By a loose use of terminology, 99% of developers use "mock" as a generic term for all test doubles.
Test doubles are critical in development.
When you hear complaints about "legacy code," unmaintainable and untestable code that doesn’t "follow best practices", it’s often because the code wasn’t designed to support test doubles.
They are the main reason why we implement robust architectures. When a developer speaks about hexagons, dependency injection, etc., it is not just for the beauty of the code. These practices make code testable and functional in the test environment. Without them, manual testing becomes the only safeguard against bugs or regressions. Deployments become stressful, weird issues appear months later, and the project becomes frustrating to work on.
In most companies, the test environment is found in two places:
- On each developer’s machine. Depending on their workflow, developers might run tests dozens of times daily, especially if practicing Test-Driven Development (TDD).
- During continuous integration, as discussed in the previous chapter. Code must pass automated tests before being merged or deployed to the next environment.
UAT / Staging
Some companies create additional environments, primarily for manual testing. Others typically use preproduction for this purpose.
While the "test" environment is for automated testing, "User Acceptance Testing" (UAT) or staging environments are used for manual testing and consolidating work across teams.
For example, imagine developing a large project involving integration with a partner.
As we've seen, the code might be deployed to production gradually. However, before opening to all users, stakeholders (e.g., product owners) want to test the user experience, developers want to ensure all components work together, and the partner wants to verify proper request and response handling.
Since this testing and debugging process can take weeks, reserving preproduction for that long isn’t a valid option. Instead, a dedicated UAT environment is created for the project and opened to the partner.
To address feedback more quickly, UAT deployment is often scheduled around code reviews, either before or after depending on if you value more reviewers’ or stakeholders’ time 😇. In any case, this happens before merging into the master branch, which must remain a perfect replica of preproduction (see the previous chapter).
Versioning
All these environments share a common goal: to enable smooth feature deployment to production.
We've seen with progressive rollout, that even with all our efforts, we sometimes want early user feedback before a full launch.
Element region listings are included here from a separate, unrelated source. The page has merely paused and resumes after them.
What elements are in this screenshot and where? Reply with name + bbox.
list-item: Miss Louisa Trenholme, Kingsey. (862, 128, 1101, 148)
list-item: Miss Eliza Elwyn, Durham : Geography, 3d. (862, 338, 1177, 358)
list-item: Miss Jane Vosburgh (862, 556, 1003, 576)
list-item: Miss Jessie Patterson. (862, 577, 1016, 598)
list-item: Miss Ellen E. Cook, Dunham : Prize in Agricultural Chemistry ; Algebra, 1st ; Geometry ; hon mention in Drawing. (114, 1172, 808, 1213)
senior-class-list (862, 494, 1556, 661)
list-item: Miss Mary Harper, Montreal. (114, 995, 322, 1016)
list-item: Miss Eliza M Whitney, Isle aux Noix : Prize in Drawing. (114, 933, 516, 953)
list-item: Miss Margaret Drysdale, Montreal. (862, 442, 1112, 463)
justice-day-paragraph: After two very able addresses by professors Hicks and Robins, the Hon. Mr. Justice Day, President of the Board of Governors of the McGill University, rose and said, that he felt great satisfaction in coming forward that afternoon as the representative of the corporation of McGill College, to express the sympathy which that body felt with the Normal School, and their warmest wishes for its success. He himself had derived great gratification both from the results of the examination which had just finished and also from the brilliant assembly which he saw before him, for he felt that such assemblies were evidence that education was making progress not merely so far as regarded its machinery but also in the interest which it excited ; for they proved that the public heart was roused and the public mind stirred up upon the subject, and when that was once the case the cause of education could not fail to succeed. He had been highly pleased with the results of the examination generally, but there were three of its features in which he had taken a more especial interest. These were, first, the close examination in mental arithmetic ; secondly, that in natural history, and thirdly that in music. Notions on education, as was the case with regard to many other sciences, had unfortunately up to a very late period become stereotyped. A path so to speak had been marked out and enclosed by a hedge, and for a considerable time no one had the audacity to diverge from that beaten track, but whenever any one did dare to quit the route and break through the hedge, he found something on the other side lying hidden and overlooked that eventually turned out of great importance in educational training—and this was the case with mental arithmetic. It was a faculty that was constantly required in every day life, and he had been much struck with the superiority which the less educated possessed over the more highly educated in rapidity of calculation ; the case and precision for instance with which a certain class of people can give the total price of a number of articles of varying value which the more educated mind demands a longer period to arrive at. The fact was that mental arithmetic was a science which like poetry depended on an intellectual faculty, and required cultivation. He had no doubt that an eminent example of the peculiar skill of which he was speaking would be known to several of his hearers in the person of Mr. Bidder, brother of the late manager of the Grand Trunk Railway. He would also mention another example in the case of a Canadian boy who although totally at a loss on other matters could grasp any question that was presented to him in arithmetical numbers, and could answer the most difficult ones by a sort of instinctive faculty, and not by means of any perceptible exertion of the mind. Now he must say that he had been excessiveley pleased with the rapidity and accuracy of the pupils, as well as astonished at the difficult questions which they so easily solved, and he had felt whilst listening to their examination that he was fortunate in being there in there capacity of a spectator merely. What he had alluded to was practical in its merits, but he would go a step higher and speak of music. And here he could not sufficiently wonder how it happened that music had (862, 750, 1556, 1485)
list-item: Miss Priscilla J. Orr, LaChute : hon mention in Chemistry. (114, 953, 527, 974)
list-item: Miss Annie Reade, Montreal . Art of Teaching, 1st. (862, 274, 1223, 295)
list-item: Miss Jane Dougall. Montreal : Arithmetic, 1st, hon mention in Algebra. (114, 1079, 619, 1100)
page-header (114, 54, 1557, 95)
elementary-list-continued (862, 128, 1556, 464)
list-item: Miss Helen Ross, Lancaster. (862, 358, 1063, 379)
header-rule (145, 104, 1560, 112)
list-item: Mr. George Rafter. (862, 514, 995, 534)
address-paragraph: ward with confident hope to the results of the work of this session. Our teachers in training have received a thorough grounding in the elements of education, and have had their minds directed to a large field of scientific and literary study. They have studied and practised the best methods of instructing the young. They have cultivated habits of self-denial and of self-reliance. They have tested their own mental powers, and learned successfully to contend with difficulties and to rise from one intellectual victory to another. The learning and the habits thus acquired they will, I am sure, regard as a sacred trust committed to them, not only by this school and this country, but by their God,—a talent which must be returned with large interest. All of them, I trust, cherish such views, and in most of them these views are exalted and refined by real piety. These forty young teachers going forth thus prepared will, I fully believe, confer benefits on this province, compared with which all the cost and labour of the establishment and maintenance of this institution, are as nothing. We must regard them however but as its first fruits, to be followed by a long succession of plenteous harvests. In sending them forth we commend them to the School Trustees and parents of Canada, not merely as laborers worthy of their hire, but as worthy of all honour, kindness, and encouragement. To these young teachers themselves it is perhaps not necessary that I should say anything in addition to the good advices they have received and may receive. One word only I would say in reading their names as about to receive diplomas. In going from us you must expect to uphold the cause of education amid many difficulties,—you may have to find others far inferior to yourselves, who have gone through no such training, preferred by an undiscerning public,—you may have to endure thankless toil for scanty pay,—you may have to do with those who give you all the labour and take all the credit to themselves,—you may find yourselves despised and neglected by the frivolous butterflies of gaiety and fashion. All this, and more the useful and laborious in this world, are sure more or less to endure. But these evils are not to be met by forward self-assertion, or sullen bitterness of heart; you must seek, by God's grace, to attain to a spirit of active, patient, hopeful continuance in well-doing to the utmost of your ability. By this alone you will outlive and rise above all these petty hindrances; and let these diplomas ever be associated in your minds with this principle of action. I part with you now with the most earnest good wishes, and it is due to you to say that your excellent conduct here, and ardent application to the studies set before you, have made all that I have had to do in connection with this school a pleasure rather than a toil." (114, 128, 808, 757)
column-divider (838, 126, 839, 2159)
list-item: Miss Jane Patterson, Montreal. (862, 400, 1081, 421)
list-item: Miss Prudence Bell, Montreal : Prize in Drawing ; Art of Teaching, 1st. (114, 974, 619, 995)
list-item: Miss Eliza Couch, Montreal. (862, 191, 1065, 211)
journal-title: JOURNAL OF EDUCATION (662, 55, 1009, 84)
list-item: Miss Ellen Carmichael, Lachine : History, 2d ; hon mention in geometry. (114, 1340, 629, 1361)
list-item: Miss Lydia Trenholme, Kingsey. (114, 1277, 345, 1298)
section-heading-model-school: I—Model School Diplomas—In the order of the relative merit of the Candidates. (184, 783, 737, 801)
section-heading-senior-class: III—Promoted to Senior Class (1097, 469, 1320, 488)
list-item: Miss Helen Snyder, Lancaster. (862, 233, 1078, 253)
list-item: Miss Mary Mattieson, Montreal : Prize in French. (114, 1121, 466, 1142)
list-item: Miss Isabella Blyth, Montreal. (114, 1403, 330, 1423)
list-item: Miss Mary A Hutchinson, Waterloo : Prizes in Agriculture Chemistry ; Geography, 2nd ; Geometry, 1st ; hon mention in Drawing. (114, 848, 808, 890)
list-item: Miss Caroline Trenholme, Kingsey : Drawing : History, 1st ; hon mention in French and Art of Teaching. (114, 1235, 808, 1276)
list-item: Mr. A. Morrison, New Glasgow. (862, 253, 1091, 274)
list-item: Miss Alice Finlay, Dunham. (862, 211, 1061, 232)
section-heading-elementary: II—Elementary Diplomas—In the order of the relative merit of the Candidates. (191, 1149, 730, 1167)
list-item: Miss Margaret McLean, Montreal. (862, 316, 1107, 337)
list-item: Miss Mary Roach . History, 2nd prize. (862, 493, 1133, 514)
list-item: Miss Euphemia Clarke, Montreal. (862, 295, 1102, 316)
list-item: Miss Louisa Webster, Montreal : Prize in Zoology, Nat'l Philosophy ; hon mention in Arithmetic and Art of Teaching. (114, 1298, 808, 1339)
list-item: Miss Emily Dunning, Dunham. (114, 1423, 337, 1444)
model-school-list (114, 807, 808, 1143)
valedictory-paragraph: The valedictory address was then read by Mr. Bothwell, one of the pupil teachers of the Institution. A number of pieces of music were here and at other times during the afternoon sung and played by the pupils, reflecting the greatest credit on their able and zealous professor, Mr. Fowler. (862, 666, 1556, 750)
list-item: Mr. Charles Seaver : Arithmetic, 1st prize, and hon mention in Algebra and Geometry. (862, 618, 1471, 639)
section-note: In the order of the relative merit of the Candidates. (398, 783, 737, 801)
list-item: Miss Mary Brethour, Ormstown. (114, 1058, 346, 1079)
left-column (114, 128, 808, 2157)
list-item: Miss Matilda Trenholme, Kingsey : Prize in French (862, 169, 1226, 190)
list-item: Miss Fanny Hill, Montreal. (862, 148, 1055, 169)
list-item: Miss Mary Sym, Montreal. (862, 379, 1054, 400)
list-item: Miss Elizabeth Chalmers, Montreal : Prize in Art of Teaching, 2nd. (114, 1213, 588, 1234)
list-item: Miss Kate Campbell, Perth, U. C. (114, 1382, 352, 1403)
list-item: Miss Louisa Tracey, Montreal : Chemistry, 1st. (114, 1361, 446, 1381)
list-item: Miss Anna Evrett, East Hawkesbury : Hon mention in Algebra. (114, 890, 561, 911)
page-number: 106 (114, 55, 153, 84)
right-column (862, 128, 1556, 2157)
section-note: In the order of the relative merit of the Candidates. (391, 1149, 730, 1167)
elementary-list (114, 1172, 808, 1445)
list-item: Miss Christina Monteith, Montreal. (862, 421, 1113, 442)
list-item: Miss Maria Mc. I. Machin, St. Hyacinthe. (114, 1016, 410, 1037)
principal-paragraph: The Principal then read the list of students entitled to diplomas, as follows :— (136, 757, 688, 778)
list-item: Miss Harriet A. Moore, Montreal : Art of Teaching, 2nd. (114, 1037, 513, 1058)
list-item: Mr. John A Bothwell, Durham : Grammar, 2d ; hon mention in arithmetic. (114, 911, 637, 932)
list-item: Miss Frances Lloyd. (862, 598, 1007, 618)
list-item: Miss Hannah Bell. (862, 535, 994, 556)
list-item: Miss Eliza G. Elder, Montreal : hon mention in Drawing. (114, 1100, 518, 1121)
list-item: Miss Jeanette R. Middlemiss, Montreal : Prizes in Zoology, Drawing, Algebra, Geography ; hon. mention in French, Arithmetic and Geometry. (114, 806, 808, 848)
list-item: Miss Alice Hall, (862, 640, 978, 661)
Versioning makes this possible too.
In a progressive rollout, the final feature is released to real users. While they didn’t explicitly opt-in, they experience the feature (and any bugs).
In contrast, creating a "version" means creating an entirely separate variant. Users can choose to adopt it or stick with their current version.
Of course, maintaining multiple versions can become time-consuming, and support will eventually end, forcing users to upgrade. However, users typically have a few years of stability.
Version numbers conventionally follow the SemVer format: major.minor.patch.
For example, 1.23.4 indicates the first major version, with 23 new features added since its release, and 4 patches for the latest feature.
A version can also have a maturity label, representing a feature’s development stage:
- Dev / Nightly build: the latest ongoing developments.
- Alpha: the first functional but unstable version, intended for internal testing.
- Beta: more stable but possibly with bugs or optimization issues, released to selected volunteers.
- Release Candidate: almost ready. Unless a major issue is found, this will become the public release.
- Stable: the version is available to everyone. Some stable versions are designated as Long Term Support (LTS), providing years of reliable use.
Users can voluntarily use unstable versions to access the latest features, in exchange for reporting any issues.
This system is commonly used for mobile apps, APIs, libraries, and more.